Perform the steps outlined within the Azure Documentation - Enable logging through the Azure Portal

1. Log in to the Azure portal using your Azure account
2. From the left navigation pane, under Monitoring, select Diagnostic settings
3. Select Turn on Diagnostics
4. The Diagnostics settings page appears
5. Perform the following steps:
   1. Specify ntt-export in the Diagnostic settings name field
   2. Select the Send to Log Analytics checkbox.
   3. Select the relevant Subscription
   4. Select the relevant Log Analytics workspace.
   5. Under LOG section, select the ApplicationGatewayAccessLog and ApplicationGatewayFirewallLog checkboxes
6. Click Save.

Add Access Controls Within Log Analytics Workspaces

Perform the steps outlined within the Azure Documentation - Assign Azure roles using the Azure portal

1. Navigate to Log Analytics Workspaces.
2. Select the relevant workspace.
3. Select Access Control (IAM) from the left navigation pane.
4. Click Add a role assignment.
   • Select Owner from the Role list.
   • Select Azure AD use, group, or service principal from the Assign
     access to list.
   • Search the Azure Active Directory Application.
     The name of the Azure Active Directory Application should match the one that was completed in Create Azure Active Directory Application
5. Click Save.
   
   

Complete the Microsoft Azure Management Plane integration

You will need to following information:

• Application (Client) ID (captured during steps within Register application for Microsoft Identity)
• Directory (Tenant) ID  (captured during steps within Register application for Microsoft Identity)
• Secret Key (created under Create Azure Active Directory Application)
• Workspace ID (captured under Create Log Analytics Workspace)

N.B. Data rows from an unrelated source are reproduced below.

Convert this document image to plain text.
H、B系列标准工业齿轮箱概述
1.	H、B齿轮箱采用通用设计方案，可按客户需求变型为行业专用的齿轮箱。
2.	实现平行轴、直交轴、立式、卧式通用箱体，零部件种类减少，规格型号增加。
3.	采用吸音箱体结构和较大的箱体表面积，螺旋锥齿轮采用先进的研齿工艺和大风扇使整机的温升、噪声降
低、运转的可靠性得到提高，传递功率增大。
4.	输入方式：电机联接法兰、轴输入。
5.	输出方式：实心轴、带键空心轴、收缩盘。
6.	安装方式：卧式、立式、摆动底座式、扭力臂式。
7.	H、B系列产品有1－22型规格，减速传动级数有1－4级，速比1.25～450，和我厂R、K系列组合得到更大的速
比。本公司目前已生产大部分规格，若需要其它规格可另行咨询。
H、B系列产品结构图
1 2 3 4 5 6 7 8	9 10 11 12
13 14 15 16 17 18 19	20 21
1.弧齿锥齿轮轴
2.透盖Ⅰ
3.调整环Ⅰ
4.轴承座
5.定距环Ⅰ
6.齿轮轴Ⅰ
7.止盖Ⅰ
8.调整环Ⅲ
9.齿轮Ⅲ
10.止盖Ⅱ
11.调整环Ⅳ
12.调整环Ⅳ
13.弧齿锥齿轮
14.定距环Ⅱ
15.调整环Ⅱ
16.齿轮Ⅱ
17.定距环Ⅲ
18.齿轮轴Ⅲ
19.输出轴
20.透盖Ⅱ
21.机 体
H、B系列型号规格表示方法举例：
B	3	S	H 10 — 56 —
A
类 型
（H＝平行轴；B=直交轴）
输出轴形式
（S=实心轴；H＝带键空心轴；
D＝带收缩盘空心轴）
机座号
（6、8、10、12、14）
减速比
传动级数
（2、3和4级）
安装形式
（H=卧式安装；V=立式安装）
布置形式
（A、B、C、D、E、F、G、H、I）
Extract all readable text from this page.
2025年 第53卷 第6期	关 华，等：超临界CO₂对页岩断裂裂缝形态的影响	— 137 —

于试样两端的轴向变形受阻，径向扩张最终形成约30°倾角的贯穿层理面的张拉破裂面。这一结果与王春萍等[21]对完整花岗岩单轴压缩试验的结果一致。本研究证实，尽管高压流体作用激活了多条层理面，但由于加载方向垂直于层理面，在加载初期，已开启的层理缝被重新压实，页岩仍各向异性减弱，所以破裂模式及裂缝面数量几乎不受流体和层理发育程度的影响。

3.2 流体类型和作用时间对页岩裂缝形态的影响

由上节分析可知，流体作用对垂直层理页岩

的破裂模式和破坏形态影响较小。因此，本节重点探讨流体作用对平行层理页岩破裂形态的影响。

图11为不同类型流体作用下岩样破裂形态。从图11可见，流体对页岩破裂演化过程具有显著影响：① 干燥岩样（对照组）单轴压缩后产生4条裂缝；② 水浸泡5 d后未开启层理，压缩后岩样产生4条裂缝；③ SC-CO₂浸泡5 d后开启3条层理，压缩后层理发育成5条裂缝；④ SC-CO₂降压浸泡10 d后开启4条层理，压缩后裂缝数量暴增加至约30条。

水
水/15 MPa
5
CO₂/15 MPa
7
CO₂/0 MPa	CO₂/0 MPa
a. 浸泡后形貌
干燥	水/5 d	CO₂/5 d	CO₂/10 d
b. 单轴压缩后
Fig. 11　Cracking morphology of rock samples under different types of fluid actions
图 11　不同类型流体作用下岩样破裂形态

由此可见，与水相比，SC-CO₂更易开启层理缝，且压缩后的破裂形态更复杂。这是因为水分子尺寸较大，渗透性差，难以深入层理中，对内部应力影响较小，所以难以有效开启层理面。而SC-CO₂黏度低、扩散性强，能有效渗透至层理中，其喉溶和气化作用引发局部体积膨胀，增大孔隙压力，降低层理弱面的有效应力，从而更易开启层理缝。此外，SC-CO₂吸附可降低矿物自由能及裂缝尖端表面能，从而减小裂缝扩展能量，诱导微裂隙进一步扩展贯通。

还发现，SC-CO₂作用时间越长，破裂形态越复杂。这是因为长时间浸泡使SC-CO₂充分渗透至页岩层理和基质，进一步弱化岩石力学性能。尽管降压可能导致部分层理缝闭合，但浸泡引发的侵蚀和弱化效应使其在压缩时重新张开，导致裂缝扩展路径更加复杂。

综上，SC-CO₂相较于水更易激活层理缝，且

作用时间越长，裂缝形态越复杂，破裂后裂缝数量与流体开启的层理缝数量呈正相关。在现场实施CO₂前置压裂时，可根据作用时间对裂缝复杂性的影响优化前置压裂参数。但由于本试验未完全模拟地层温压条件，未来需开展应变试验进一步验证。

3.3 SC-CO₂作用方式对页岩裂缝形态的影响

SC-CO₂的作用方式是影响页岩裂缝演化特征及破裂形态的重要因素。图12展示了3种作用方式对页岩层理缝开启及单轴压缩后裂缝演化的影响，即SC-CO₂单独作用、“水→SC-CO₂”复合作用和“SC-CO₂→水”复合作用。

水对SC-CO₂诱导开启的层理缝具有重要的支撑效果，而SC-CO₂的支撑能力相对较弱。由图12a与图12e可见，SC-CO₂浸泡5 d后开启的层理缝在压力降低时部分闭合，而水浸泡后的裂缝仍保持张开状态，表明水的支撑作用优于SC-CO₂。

1. Login to your Samurai XDR tenant
2. Select Telemetry > Integrations
3. Select Create
4. Locate and click Microsoft Azure Management Plane
5. Click Next (we leverage a Samurai XDR Cloud Collector)
6. Enter a Name of Integration - name will appear in the XDR application for you to easily reference
7. Enter a Description (Optional) - if completed will appear in the XDR application for you to easily reference)
8. Enter your Application ID 
9. Enter your Tenant ID
10. Enter the Workspace ID
11. Enter your Secret Key
12. Click Finish

For general information on Integrations refer to the Integrations article.